Shadow DOM and iframes
A Lexical editor works when its contentEditable lives inside an open
DOM ShadowRoot (for
example inside a web component)
or inside an <iframe> document. Both are supported out of the box — you only
have to point the editor at the right root element.
Embedding in a shadow root
Attach an open shadow root, render a contentEditable inside it, and pass that
element to editor.setRootElement (or, with @lexical/react, portal the
ContentEditable into the shadow root — React context flows across the portal,
so the editor is built exactly as it would be in the light DOM):
const host = document.querySelector('#editor-host');
const shadow = host.attachShadow({mode: 'open'});
const contentEditable = document.createElement('div');
contentEditable.contentEditable = 'true';
shadow.appendChild(contentEditable);
editor.setRootElement(contentEditable);
Lexical detects the enclosing shadow root from the root element and resolves selection through it. There is nothing else to configure.
Why it needs platform support
Inside a shadow tree the browser retargets the document's selection to the
shadow host: Selection.anchorNode/focusNode and Selection.getRangeAt
report the host element, not the node the caret is actually in, and
document.activeElement reports the host rather than the focused element.
Lexical works around this using only standard platform APIs:
- Selection is read with
Selection.getComposedRangesandSelection.direction, which return the real (un‑retargeted) boundary points. - Focus is read with
ShadowRoot.activeElementviaNode.getRootNode. - Caret movement and word/line deletion use the native
Selection.modify, and selection is written withSelection.setBaseAndExtent, both of which operate on shadow‑tree nodes directly.
Requirements and fallback
- Open shadow roots only. A closed shadow root (
{mode: 'closed'}) hides its contents from these APIs and is not supported. Selection.getComposedRangesis required, which is available in recent versions of Chrome/Edge, Safari, and Firefox — see the browser compatibility table. On older engines the editor still works in the light DOM and degrades gracefully (it falls back to the standard, light‑DOM‑correct reads) rather than breaking.
Styling
Shadow trees do not inherit the document's stylesheets, so your editor/theme
CSS must be placed inside the shadow root (e.g. a <style> element appended to
the shadow root, an adopted stylesheet, or cloned <link>/<style> nodes).
This is a property of Shadow DOM, not of Lexical.
Embedding in an iframe
An editor whose root element belongs to an <iframe> document is also
supported. Lexical reads the editor's window/document from the root
element (rootElement.ownerDocument.defaultView), so selection and focus are
resolved against the iframe rather than the top‑level document:
const iframeDoc = iframe.contentDocument;
const contentEditable = iframeDoc.querySelector('#editor');
// createEditor / setRootElement can run in the parent frame; the editor uses
// the iframe's own window and document for selection and focus.
editor.setRootElement(contentEditable);
Selection inside an iframe is not retargeted (an iframe is a separate
document, not a shadow boundary), so getComposedRanges is not involved here —
the iframe's own selection already reports the correct nodes.

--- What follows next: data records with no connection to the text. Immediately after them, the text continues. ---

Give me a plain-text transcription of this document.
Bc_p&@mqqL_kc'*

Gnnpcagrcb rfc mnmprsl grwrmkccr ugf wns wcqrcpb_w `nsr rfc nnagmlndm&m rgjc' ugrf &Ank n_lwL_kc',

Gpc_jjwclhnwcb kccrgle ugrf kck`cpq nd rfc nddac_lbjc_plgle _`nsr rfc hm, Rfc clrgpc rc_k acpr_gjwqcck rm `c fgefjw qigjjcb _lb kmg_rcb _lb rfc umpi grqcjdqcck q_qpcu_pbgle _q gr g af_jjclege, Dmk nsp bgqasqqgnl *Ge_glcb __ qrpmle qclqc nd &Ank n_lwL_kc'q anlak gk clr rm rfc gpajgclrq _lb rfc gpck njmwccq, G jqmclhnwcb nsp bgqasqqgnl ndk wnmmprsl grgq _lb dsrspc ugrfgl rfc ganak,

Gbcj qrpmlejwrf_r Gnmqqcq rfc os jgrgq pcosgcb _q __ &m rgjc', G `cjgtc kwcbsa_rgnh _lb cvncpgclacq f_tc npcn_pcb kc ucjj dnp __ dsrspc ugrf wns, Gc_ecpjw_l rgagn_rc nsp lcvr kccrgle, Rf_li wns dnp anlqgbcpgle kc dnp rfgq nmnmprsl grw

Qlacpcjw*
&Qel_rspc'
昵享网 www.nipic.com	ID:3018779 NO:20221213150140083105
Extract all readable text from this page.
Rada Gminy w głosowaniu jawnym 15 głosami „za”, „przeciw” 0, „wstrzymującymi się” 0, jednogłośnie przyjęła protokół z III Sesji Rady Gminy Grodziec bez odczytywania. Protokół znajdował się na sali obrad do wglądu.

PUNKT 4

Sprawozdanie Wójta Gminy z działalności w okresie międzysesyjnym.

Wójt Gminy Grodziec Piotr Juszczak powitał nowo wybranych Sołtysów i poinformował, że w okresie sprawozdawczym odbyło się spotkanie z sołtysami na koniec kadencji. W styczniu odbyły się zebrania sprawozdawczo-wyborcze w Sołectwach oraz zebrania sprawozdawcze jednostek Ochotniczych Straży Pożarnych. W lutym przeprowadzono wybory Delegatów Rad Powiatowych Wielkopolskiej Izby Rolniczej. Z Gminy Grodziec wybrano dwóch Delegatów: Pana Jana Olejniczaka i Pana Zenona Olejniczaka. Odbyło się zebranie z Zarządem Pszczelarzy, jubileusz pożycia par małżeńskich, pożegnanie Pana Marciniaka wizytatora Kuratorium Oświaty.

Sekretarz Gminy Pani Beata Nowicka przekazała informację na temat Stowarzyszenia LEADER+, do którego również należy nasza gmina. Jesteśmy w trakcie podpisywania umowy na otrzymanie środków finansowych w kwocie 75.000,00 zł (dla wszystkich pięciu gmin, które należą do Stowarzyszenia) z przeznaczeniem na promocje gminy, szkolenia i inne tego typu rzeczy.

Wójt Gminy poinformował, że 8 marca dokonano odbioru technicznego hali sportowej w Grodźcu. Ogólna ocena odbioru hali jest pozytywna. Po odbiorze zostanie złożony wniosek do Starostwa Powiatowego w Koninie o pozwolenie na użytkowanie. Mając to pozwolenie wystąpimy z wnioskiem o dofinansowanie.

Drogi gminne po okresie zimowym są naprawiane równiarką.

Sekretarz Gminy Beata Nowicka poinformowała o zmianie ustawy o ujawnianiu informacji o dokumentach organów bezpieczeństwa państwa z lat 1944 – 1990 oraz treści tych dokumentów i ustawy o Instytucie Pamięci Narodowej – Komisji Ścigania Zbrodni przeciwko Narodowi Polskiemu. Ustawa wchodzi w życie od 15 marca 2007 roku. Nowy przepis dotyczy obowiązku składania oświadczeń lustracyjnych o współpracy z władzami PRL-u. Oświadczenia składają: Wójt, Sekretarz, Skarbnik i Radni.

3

Reading the DOM selection in your own code
If a plugin reads the DOM selection or the focused element directly, use the
shadow/iframe‑aware helpers exported from lexical instead of
Selection.anchorNode / document.activeElement, so it keeps working in these
contexts (all are no‑ops in the plain light DOM):
| Instead of | Use |
|---|---|
selection.anchorNode / offsets | getDOMSelectionPoints(selection, rootElement) |
selection.getRangeAt(0) | getDOMSelectionRange(selection, rootElement) |
document.activeElement === el | getActiveElement(el) === el |
| deepest focused element | getActiveElementDeep(document) |
Examples
Runnable examples live in the repository:
dev-examples/shadow-dom— a React editor inside a shadow root with a light‑DOM toolbar.dev-examples/shadow-dom-web-component— a framework‑free<lexical-editor>custom element, form‑associated viaElementInternals.examples/vanilla-js-iframe— an editor rendered into an<iframe>.